Some of you are acting like you got off a flight from Australia instead of losing one hour.
What’s a retweet called now?
I vote Xerox.
Thanks, meeting venue that turns off the AC in the restrooms–I love emerging from taking a dump looking like I just ran a marathon!
My son has been away all week on a school trip. I asked my daughter: ‘do you miss your brother?’
She looked at me puzzled and said ‘isn’t he in his room?’ALL week.
Him: You’ll always be the one that got away. Me: Escaped. Him: What? Me: I said Thanks.
Quarantine Day 26
Puts pictures of mom all around the house and runs with scissors laughing maniacally
[Scene: Cloud City. Two men fight each other with lightsabers]
Mario: You-a kill my father!
Wario: No. I am-a your father.
Mario: Mama-mia!
me: omg you’re dying
my phone: wtf the charger is just across the room
me: [crying] I wish I could help
I’m such a sucker for floral print tops and dresses. Am I a middle-aged woman or a tea cup? No one knows.
When I eat nachos, I like leave one last chip alive so he can tell the story.
Robin Thicke can’t even name a second Robin Thicke song
ME: how can i prepare for my date
FRIEND: get her some flowers. roses, orchids
ME: definitely roses, we’re not ready for kids yet
Oh, you lost your phone and it’s on silent? That’s too bad. If you liked it then you should’ve put a ring on it.
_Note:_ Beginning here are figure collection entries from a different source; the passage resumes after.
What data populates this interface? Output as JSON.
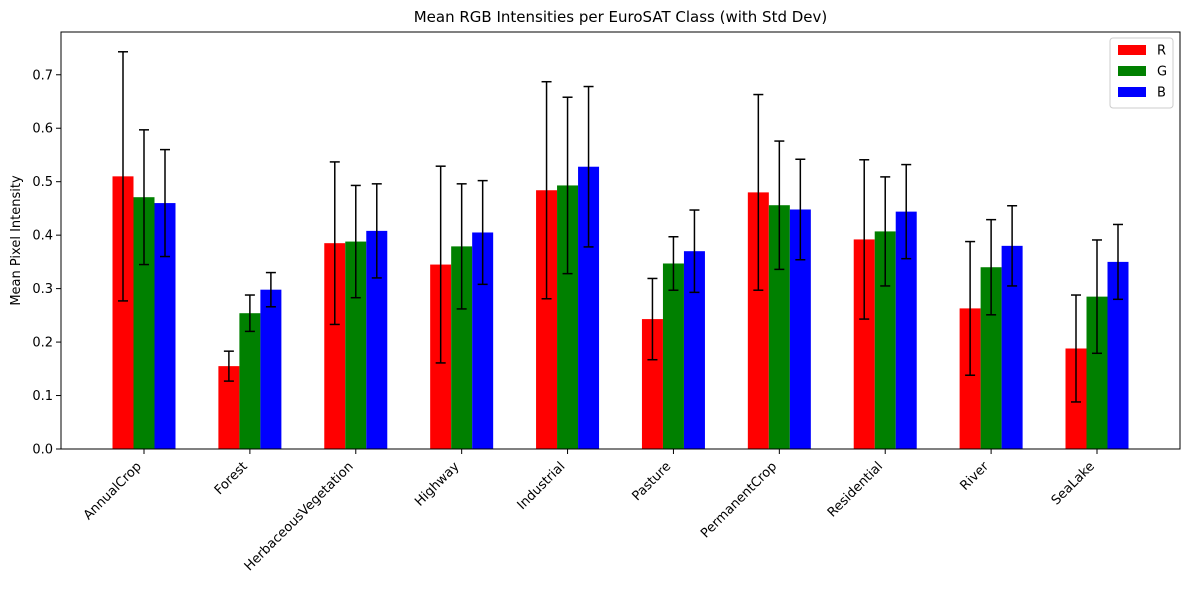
{
  "chart_data": {
    "type": "bar",
    "title": "Mean RGB Intensities per EuroSAT Class (with Std Dev)",
    "xlabel": "",
    "ylabel": "Mean Pixel Intensity",
    "ylim": [
      0,
      0.78
    ],
    "yticks": [
      0.0,
      0.1,
      0.2,
      0.3,
      0.4,
      0.5,
      0.6,
      0.7
    ],
    "ytick_labels": [
      "0.0",
      "0.1",
      "0.2",
      "0.3",
      "0.4",
      "0.5",
      "0.6",
      "0.7"
    ],
    "grid": false,
    "legend_position": "top-right",
    "categories": [
      "AnnualCrop",
      "Forest",
      "HerbaceousVegetation",
      "Highway",
      "Industrial",
      "Pasture",
      "PermanentCrop",
      "Residential",
      "River",
      "SeaLake"
    ],
    "series": [
      {
        "name": "R",
        "color": "#ff0000",
        "values": [
          0.51,
          0.155,
          0.385,
          0.345,
          0.484,
          0.243,
          0.48,
          0.392,
          0.263,
          0.188
        ],
        "err": [
          0.233,
          0.028,
          0.152,
          0.184,
          0.203,
          0.076,
          0.183,
          0.149,
          0.125,
          0.1
        ]
      },
      {
        "name": "G",
        "color": "#008000",
        "values": [
          0.471,
          0.254,
          0.388,
          0.379,
          0.493,
          0.347,
          0.456,
          0.407,
          0.34,
          0.285
        ],
        "err": [
          0.126,
          0.034,
          0.105,
          0.117,
          0.165,
          0.05,
          0.12,
          0.102,
          0.089,
          0.106
        ]
      },
      {
        "name": "B",
        "color": "#0000ff",
        "values": [
          0.46,
          0.298,
          0.408,
          0.405,
          0.528,
          0.37,
          0.448,
          0.444,
          0.38,
          0.35
        ],
        "err": [
          0.1,
          0.032,
          0.088,
          0.097,
          0.15,
          0.077,
          0.094,
          0.088,
          0.075,
          0.07
        ]
      }
    ]
  }
}
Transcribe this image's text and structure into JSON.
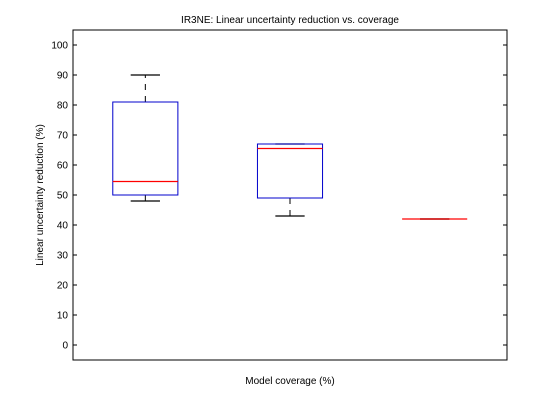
{
  "chart_data": {
    "type": "box",
    "title": "IR3NE: Linear uncertainty reduction vs. coverage",
    "xlabel": "Model coverage (%)",
    "ylabel": "Linear uncertainty reduction (%)",
    "ylim": [
      -5,
      105
    ],
    "yticks": [
      0,
      10,
      20,
      30,
      40,
      50,
      60,
      70,
      80,
      90,
      100
    ],
    "grid": false,
    "boxes": [
      {
        "whisker_low": 48,
        "q1": 50,
        "median": 54.5,
        "q3": 81,
        "whisker_high": 90
      },
      {
        "whisker_low": 43,
        "q1": 49,
        "median": 65.5,
        "q3": 67,
        "whisker_high": 67
      },
      {
        "whisker_low": 42,
        "q1": 42,
        "median": 42,
        "q3": 42,
        "whisker_high": 42
      }
    ],
    "colors": {
      "box": "#0000cc",
      "median": "#ff0000",
      "whisker": "#000000",
      "axes": "#000000"
    }
  }
}
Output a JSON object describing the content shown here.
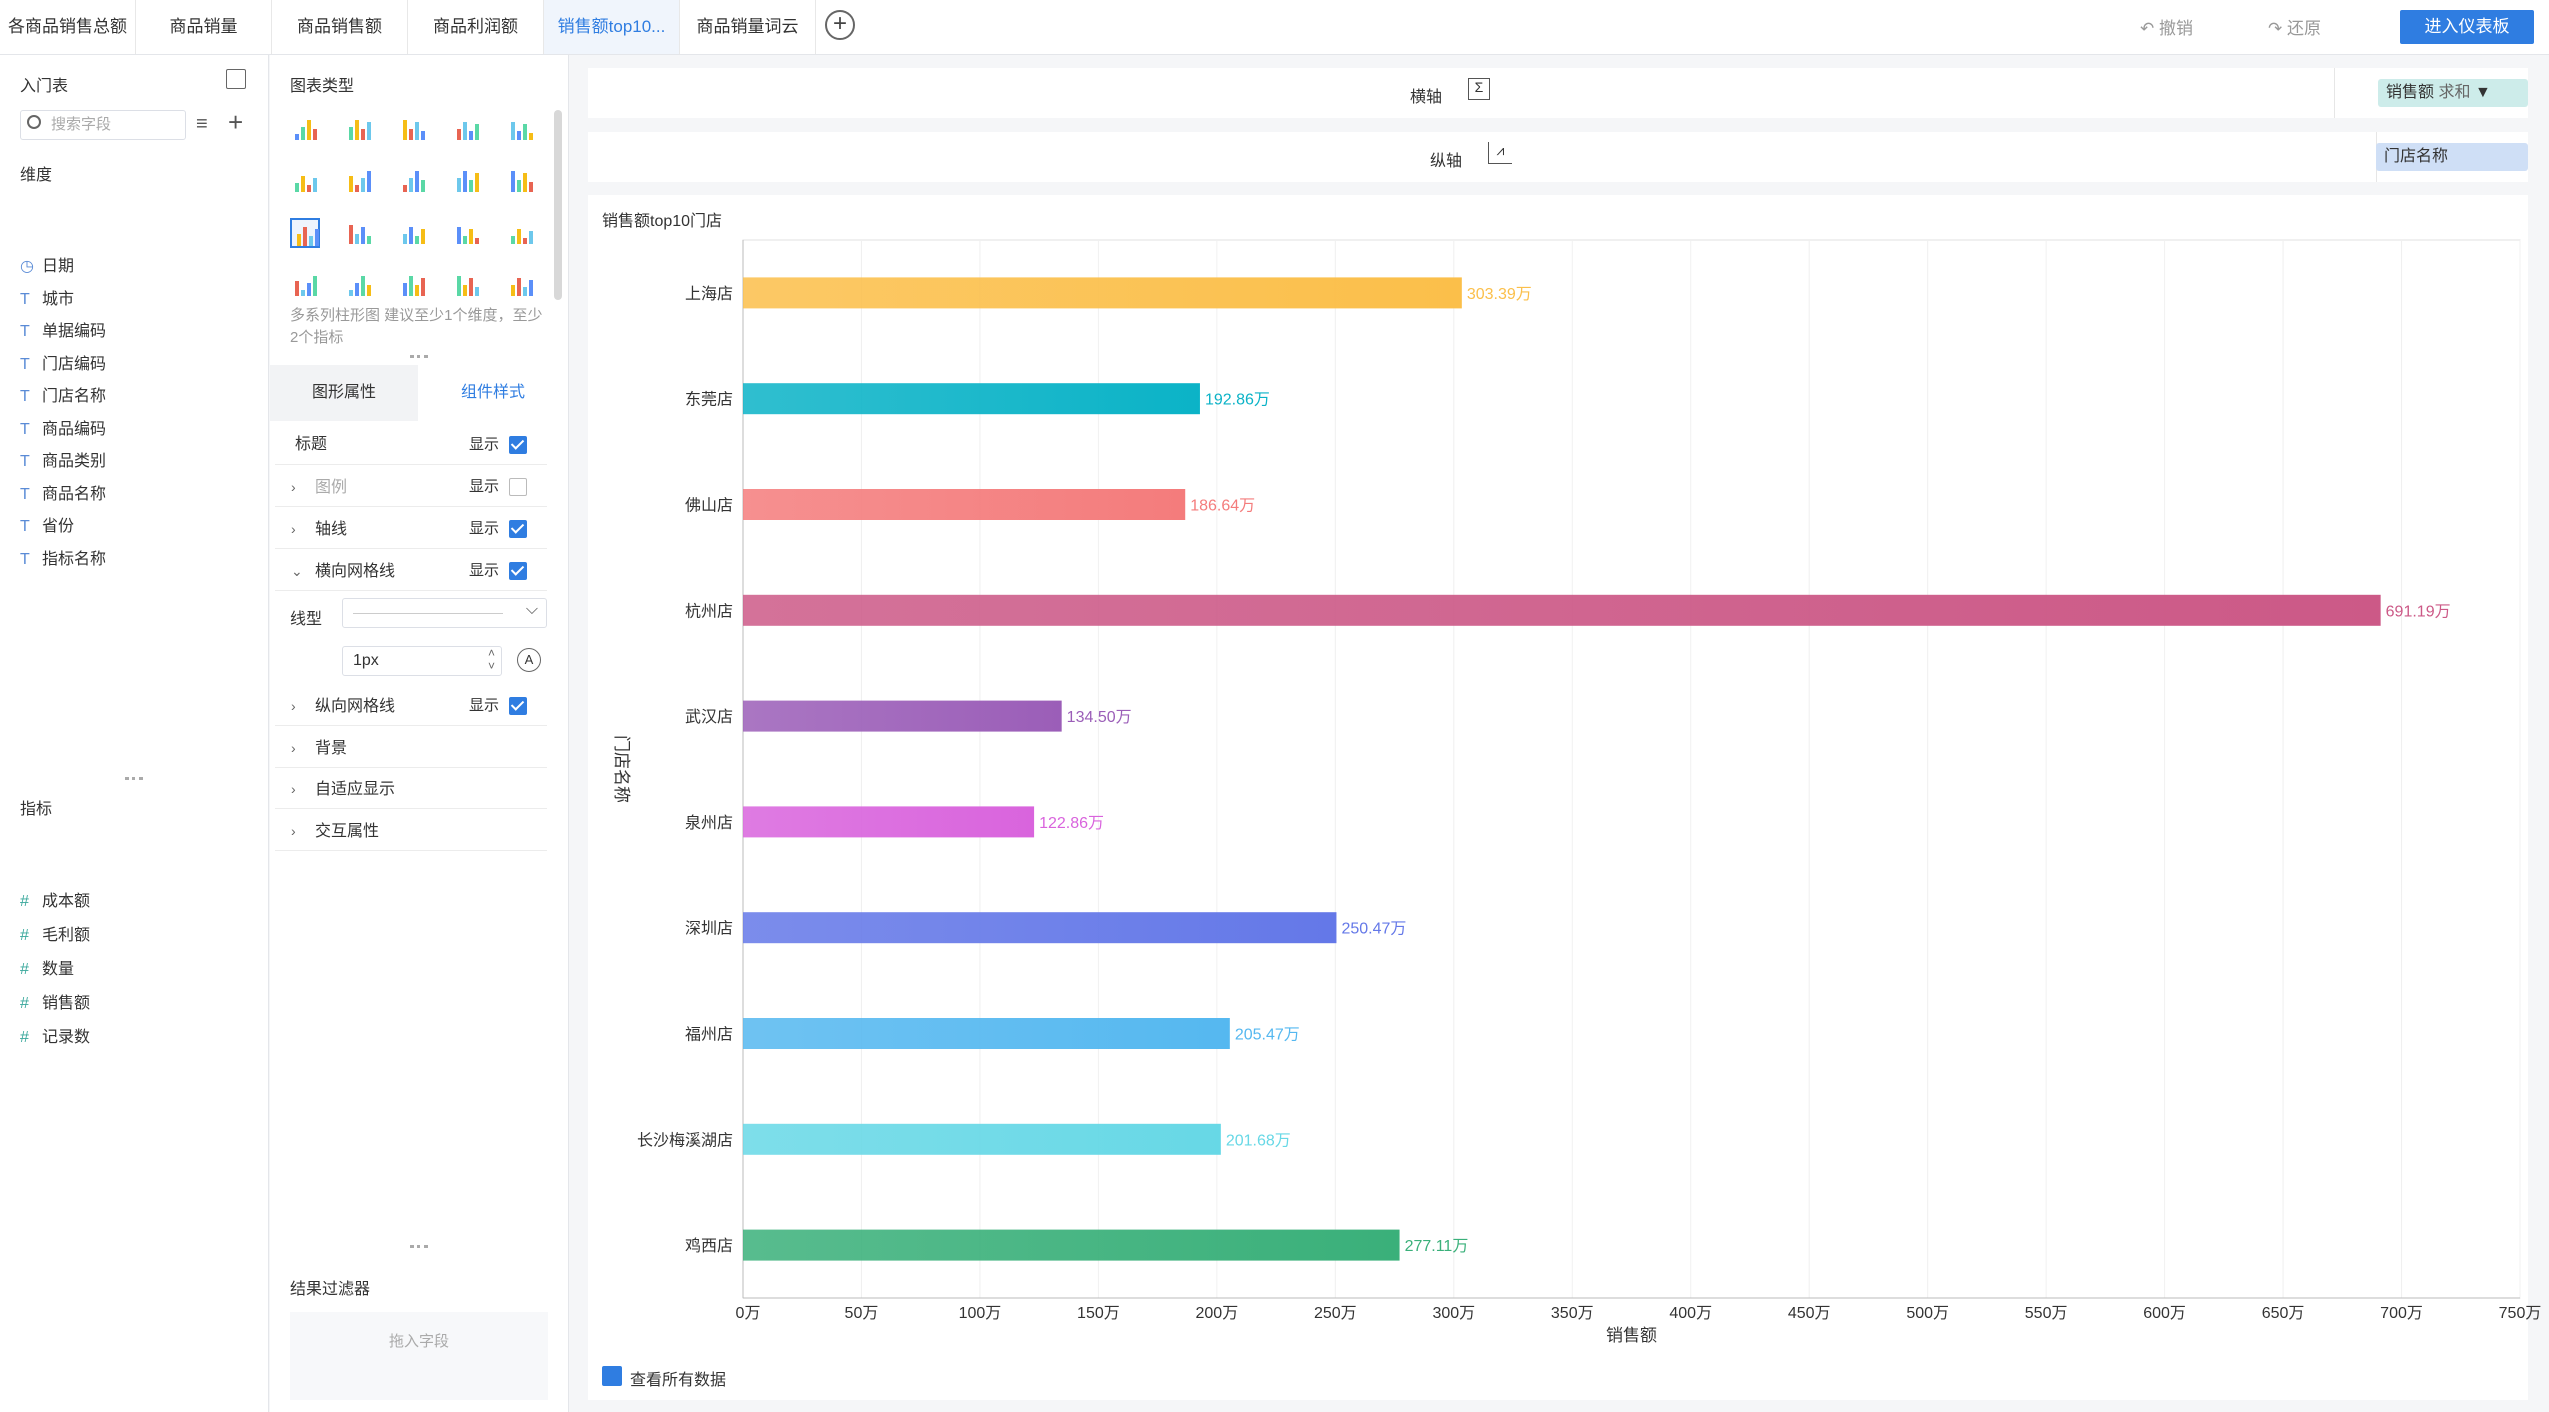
{
  "tabs": [
    {
      "label": "各商品销售总额"
    },
    {
      "label": "商品销量"
    },
    {
      "label": "商品销售额"
    },
    {
      "label": "商品利润额"
    },
    {
      "label": "销售额top10..."
    },
    {
      "label": "商品销量词云"
    }
  ],
  "toolbar": {
    "undo_label": "撤销",
    "redo_label": "还原",
    "enter_label": "进入仪表板"
  },
  "left": {
    "table_title": "入门表",
    "search_placeholder": "搜索字段",
    "dim_title": "维度",
    "dimensions": [
      {
        "label": "日期",
        "icon": "clock-icon"
      },
      {
        "label": "城市",
        "icon": "text-type-icon"
      },
      {
        "label": "单据编码",
        "icon": "text-type-icon"
      },
      {
        "label": "门店编码",
        "icon": "text-type-icon"
      },
      {
        "label": "门店名称",
        "icon": "text-type-icon"
      },
      {
        "label": "商品编码",
        "icon": "text-type-icon"
      },
      {
        "label": "商品类别",
        "icon": "text-type-icon"
      },
      {
        "label": "商品名称",
        "icon": "text-type-icon"
      },
      {
        "label": "省份",
        "icon": "text-type-icon"
      },
      {
        "label": "指标名称",
        "icon": "text-type-icon"
      }
    ],
    "metric_title": "指标",
    "metrics": [
      {
        "label": "成本额"
      },
      {
        "label": "毛利额"
      },
      {
        "label": "数量"
      },
      {
        "label": "销售额"
      },
      {
        "label": "记录数"
      }
    ]
  },
  "mid": {
    "chart_type_title": "图表类型",
    "hint": "多系列柱形图 建议至少1个维度，至少2个指标",
    "tab_graph": "图形属性",
    "tab_component": "组件样式",
    "props": [
      {
        "label": "标题",
        "show": "显示",
        "checked": true,
        "chev": "",
        "disabled": false
      },
      {
        "label": "图例",
        "show": "显示",
        "checked": false,
        "chev": ">",
        "disabled": true
      },
      {
        "label": "轴线",
        "show": "显示",
        "checked": true,
        "chev": ">",
        "disabled": false
      },
      {
        "label": "横向网格线",
        "show": "显示",
        "checked": true,
        "chev": "v",
        "disabled": false
      }
    ],
    "line_type_label": "线型",
    "line_width_value": "1px",
    "props2": [
      {
        "label": "纵向网格线",
        "show": "显示",
        "checked": true
      },
      {
        "label": "背景"
      },
      {
        "label": "自适应显示"
      },
      {
        "label": "交互属性"
      }
    ],
    "filter_title": "结果过滤器",
    "filter_drop": "拖入字段"
  },
  "axes": {
    "x_label": "横轴",
    "y_label": "纵轴",
    "x_pill_field": "销售额",
    "x_pill_agg": "求和",
    "y_pill_field": "门店名称"
  },
  "chart_footer": {
    "view_all_label": "查看所有数据"
  },
  "chart_data": {
    "type": "bar",
    "orientation": "horizontal",
    "title": "销售额top10门店",
    "xlabel": "销售额",
    "ylabel": "门店名称",
    "xlim": [
      0,
      750
    ],
    "x_ticks": [
      "0万",
      "50万",
      "100万",
      "150万",
      "200万",
      "250万",
      "300万",
      "350万",
      "400万",
      "450万",
      "500万",
      "550万",
      "600万",
      "650万",
      "700万",
      "750万"
    ],
    "categories": [
      "上海店",
      "东莞店",
      "佛山店",
      "杭州店",
      "武汉店",
      "泉州店",
      "深圳店",
      "福州店",
      "长沙梅溪湖店",
      "鸡西店"
    ],
    "values": [
      303.39,
      192.86,
      186.64,
      691.19,
      134.5,
      122.86,
      250.47,
      205.47,
      201.68,
      277.11
    ],
    "labels": [
      "303.39万",
      "192.86万",
      "186.64万",
      "691.19万",
      "134.50万",
      "122.86万",
      "250.47万",
      "205.47万",
      "201.68万",
      "277.11万"
    ],
    "colors": [
      "#fbbf4a",
      "#0bb3c7",
      "#f47c7c",
      "#cc5987",
      "#9b5eb8",
      "#d964dd",
      "#6478e8",
      "#55b8f0",
      "#67d8e6",
      "#3ab07a"
    ],
    "grid_vertical": true
  }
}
Me: It’s not what you said, it’s the way you said it!
Husband: *Doesn’t even realize we had a conversation*
i want to try Dungeons and Dragons but you need more than 3 friends to even start?? that’s the hardest dungeon of all
Any jar is a swear jar when the lid won’t open.
I keep an extra stash of tampons in my purse to launch at blowhards who punctuate the end of their sentence with the word, “Period!”
PEN SHOP OWNER: *Revealing huge sign with slogan he just created* “The pen is mightier than the sword”
SWORD SHOP OWNER NEXT DOOR: Jesus Christ, Phil, why would you—we’re not even in competing markets!
[sitting at a table]
Wife: writes number on paper and slides it across.
Me: crosses out and writes new number*thermostat negotiations*
Me: okay, hit me
Blackjack dealer: *deals me a card*
Me: LIKE YOU MEAN IT
The guy next to me at the airport bar, after an hour of silence, suddenly pushed back his chair, locked eyes, and said, “It’s been a goddamn pleasure making your acquaintance,” and walked out. An A+ interaction.